Print this text on a letter size sheet.

HELLO WORLD!

Begin with this content: the standard test message “Hello, world.” Use Google Drawing. Experiment with every option in this minimal software for editing, distorting, illustrating etc. this generic salutation. By the end of this process, the real “content” of your image should be that of its technical medium, the software you used to produce it. What does this mean? Aim to show the peculiar structuring (constraining) mechanisms of the medium. See if you can explore all the possibilities for form in this particular tool. Content must remain legible.

Produce 5 significantly different images. Say “nothing,” in order to explore and reveal the universe of constraints (and possibilities) that reside within a simple software. Export your images as a jpgs and print each on a letter sized sheet.

Retrospect

1. Identify and locate the first piece of graphic design you can recall making. Find it as a digital file, hardcopy, image … it doesn’t matter.
2. Examine this first work carefully. Ask yourself (now) why you (then) made the decisions you made in assembling it. Consider your answers, and keep them to yourself for the moment.
3. Take at least one full day, 24 hours, between following instructions 2 and 4.
4. Write one compact paragraph (between 5 and 12 sentences) that indicates the answers you arrived at in step 2.
5. Typeset the paragraph that you wrote in step 4 (now) how you would have done it (then) at the time you made the piece of work identified at the start of this set of instructions. The result should sit comfortably on one vertical sheet of 8.5 x 11 inch paper.

From David Reinfurt

Revolutionary Types

Browse one of the “revolutionary” books distributed in class. Take 15 minutes to look for phrases or sentences that could be typeset as a “political poster.” Pick one page from the text and copy it. Highlight the phrases you chose with a black sharpie. Print 25 copies on the risograph, using pink or yellow as the highlight color. Collate and distribute.

Read “Robin Fior” by Richard Hollis.
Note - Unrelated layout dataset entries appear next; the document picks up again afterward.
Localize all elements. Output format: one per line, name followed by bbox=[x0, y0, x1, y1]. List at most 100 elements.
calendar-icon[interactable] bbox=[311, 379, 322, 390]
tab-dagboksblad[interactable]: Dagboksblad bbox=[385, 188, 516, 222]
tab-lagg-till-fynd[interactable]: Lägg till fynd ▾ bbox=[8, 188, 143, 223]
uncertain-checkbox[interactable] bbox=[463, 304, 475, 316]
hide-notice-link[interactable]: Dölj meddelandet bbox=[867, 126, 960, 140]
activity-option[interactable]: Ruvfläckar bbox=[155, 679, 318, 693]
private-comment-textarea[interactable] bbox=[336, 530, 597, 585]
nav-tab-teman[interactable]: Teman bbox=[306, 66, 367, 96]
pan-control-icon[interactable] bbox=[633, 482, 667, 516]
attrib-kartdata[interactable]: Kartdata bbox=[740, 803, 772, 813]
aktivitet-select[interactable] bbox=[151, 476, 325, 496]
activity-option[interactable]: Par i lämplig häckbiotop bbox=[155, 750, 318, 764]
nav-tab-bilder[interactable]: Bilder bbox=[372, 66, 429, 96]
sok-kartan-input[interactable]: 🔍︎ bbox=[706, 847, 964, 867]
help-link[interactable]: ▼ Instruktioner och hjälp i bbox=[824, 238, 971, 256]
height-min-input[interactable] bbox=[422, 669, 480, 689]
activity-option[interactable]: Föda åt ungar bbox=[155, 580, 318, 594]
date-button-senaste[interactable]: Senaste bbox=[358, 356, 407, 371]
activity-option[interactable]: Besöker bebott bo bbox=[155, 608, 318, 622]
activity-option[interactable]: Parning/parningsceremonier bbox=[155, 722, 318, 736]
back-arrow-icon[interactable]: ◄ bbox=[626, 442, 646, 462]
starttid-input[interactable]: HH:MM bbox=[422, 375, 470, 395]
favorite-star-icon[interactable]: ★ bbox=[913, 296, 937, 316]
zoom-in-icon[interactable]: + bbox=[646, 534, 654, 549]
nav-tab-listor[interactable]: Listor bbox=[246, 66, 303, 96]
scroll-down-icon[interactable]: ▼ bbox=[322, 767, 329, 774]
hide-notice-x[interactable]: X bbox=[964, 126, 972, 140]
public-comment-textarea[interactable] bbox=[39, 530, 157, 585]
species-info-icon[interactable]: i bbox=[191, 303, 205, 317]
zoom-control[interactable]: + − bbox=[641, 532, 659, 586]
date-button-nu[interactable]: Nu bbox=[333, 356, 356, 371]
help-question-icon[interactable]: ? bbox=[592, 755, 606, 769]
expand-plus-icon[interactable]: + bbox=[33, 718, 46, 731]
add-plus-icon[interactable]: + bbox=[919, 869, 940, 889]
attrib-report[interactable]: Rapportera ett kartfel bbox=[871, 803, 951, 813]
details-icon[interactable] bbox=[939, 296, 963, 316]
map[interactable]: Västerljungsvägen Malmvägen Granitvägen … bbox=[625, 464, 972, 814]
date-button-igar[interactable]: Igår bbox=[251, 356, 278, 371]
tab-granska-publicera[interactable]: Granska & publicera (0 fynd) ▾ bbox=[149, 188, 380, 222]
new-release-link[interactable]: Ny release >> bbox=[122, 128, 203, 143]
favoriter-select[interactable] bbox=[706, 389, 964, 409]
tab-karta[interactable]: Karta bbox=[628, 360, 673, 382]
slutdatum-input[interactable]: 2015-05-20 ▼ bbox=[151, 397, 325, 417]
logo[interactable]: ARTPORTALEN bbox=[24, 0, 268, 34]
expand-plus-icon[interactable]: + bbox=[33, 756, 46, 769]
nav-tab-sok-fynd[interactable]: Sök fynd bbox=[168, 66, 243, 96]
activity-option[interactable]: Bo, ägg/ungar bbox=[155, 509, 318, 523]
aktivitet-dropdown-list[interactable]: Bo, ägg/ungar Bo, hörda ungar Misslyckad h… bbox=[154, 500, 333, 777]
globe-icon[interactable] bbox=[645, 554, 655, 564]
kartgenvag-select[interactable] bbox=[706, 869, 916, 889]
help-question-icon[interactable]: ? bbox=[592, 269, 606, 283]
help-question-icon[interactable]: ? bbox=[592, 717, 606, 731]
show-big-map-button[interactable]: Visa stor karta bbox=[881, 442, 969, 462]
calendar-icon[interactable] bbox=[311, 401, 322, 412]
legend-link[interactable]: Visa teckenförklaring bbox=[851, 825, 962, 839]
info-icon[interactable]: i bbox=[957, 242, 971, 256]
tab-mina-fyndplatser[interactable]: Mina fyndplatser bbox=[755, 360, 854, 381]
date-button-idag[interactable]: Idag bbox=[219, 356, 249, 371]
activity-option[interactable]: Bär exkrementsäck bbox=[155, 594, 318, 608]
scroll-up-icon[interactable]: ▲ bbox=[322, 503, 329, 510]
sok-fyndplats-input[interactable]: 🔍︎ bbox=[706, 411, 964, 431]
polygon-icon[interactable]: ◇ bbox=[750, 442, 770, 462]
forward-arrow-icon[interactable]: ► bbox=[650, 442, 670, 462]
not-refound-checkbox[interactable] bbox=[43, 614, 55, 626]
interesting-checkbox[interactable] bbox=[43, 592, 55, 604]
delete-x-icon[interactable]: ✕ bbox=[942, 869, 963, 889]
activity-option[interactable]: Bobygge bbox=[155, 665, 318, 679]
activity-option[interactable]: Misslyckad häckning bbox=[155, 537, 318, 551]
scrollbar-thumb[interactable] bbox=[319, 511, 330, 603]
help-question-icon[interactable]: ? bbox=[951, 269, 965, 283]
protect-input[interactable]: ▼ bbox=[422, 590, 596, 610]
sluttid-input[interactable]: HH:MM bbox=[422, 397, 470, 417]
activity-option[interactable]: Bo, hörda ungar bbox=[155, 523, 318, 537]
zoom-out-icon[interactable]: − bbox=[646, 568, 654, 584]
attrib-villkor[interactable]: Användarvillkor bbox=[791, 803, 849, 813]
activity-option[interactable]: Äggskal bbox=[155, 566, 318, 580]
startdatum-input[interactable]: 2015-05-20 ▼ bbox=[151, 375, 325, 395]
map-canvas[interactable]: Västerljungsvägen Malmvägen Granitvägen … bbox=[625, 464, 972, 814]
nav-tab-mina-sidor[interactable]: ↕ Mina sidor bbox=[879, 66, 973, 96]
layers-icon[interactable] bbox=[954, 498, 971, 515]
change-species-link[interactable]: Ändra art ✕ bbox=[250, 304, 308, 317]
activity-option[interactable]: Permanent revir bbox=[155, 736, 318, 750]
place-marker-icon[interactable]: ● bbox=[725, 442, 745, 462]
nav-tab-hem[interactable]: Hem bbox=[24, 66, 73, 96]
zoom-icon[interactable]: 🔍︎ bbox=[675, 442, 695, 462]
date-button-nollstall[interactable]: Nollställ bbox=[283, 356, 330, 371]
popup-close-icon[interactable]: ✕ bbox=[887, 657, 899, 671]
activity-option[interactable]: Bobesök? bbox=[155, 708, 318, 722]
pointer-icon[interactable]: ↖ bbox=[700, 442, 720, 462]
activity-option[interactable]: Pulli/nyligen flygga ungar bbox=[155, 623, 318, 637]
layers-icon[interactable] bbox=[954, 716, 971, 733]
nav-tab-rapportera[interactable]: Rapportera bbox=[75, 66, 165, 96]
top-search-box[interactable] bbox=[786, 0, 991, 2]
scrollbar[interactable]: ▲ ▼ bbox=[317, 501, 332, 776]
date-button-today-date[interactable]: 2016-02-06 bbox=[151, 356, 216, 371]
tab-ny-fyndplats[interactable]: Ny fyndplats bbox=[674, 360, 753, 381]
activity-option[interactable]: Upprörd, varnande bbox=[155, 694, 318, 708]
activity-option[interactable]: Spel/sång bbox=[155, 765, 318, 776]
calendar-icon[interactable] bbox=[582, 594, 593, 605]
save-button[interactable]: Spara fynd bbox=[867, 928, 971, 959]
Consider his work and biography and especially the different formal and material senses of revolutionary typography that Hollis elucidates for Fior’s work.
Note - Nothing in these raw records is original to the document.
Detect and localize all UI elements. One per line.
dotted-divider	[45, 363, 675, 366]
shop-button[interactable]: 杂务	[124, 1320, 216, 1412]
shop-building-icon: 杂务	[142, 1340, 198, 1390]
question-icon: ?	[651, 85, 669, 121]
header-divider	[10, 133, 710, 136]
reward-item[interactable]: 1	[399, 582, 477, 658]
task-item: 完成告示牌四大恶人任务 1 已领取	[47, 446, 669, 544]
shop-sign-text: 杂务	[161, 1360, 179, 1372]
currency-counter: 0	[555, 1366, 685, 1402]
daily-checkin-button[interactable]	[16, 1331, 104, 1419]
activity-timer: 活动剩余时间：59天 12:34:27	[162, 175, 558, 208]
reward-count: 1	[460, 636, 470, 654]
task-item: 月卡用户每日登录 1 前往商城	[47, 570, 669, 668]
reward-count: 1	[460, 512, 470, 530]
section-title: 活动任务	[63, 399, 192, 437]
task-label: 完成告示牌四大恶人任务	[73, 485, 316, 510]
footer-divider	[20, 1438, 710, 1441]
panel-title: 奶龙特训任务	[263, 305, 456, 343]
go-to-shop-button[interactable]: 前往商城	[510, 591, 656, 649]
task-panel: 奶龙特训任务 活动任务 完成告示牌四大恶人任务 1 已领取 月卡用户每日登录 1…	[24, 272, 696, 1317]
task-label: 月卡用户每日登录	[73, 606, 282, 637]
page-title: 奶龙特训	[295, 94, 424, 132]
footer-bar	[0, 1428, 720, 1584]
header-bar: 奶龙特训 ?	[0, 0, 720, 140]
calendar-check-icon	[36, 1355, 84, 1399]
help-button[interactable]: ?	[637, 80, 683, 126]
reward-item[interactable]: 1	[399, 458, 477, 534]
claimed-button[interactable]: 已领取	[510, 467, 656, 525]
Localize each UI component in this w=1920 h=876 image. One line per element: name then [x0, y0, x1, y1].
Create a tabloid sized poster that typesets words from #1. Using only typography, develop a revolutionary form for your content, one that takes up a cue from Hollis’ text.

Oblique Strategies

Collect material related to the photoshop exercise “under constraint” from a classmate. This should be one of the prints from the ten iterations, and the sheet which typesets the name of the photoshop tool and a description of the original image. If you want, you can ask your classmate for the digital file.

Draw two cards from our deck of oblique strategies.
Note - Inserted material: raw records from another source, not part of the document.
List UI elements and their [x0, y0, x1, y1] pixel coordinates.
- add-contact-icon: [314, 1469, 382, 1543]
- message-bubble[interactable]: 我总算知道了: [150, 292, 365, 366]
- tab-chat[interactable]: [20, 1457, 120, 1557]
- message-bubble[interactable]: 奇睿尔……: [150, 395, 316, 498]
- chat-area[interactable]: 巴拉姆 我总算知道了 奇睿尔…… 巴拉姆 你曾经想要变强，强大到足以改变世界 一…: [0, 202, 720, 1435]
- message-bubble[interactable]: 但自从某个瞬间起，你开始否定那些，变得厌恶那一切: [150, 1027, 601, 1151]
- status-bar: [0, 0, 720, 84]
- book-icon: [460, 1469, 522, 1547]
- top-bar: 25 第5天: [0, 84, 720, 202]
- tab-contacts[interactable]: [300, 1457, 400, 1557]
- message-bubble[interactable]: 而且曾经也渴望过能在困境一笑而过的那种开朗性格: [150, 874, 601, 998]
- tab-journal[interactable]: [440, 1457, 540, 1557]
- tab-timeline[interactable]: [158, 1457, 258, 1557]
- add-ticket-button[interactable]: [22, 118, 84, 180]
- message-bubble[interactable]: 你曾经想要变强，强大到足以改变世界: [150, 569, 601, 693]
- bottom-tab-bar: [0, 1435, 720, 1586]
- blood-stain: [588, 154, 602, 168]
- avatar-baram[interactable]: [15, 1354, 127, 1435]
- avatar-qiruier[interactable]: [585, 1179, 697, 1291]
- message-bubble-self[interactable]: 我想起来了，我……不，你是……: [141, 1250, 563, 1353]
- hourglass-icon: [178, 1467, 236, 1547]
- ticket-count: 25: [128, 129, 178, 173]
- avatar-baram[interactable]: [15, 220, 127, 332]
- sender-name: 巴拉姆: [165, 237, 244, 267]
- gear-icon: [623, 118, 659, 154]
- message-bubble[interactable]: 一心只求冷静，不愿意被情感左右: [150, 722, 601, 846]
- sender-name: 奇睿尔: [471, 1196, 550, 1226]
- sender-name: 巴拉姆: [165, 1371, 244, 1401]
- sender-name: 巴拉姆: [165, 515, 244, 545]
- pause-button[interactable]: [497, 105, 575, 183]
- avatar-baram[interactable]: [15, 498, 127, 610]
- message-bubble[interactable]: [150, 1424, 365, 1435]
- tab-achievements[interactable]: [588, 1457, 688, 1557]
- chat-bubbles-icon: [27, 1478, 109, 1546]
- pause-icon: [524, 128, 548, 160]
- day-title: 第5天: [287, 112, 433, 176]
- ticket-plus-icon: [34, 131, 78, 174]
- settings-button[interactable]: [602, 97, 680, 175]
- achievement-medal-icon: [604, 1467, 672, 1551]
Follow the first card to make a new composition using the material you collected from your classmate.

Follow the second card to further to produce a second composition, one which iterates the first composition.

Event Script

In the spirit of Alison Knowles and Yoko Ono, write a script in a single concise paragraph that specifies an event which might produce — among other things — printed material. This is an exercise in both precision and speculation, in detail and possibility, in material specification and the evocation of social and political lifeworlds in and beyond graphic design.

Google Drawing (Technical Restraint 1)

Design an 11 x 17 inch poster with Google Drawing which announces a lecture, at the UIC School of Design, by The Office of Culture and Design. The title of the lecture is “Anti-Apathy”. The date of the lecture is 17 March 2016. This lecture may actually happen. In each poster include the following elements: text, image, shape, and wordart. Research OCD while you play with the drawing software. Develop an anti-apathetic visual concept for your poster. Make five different iterations on your way to producing a final print.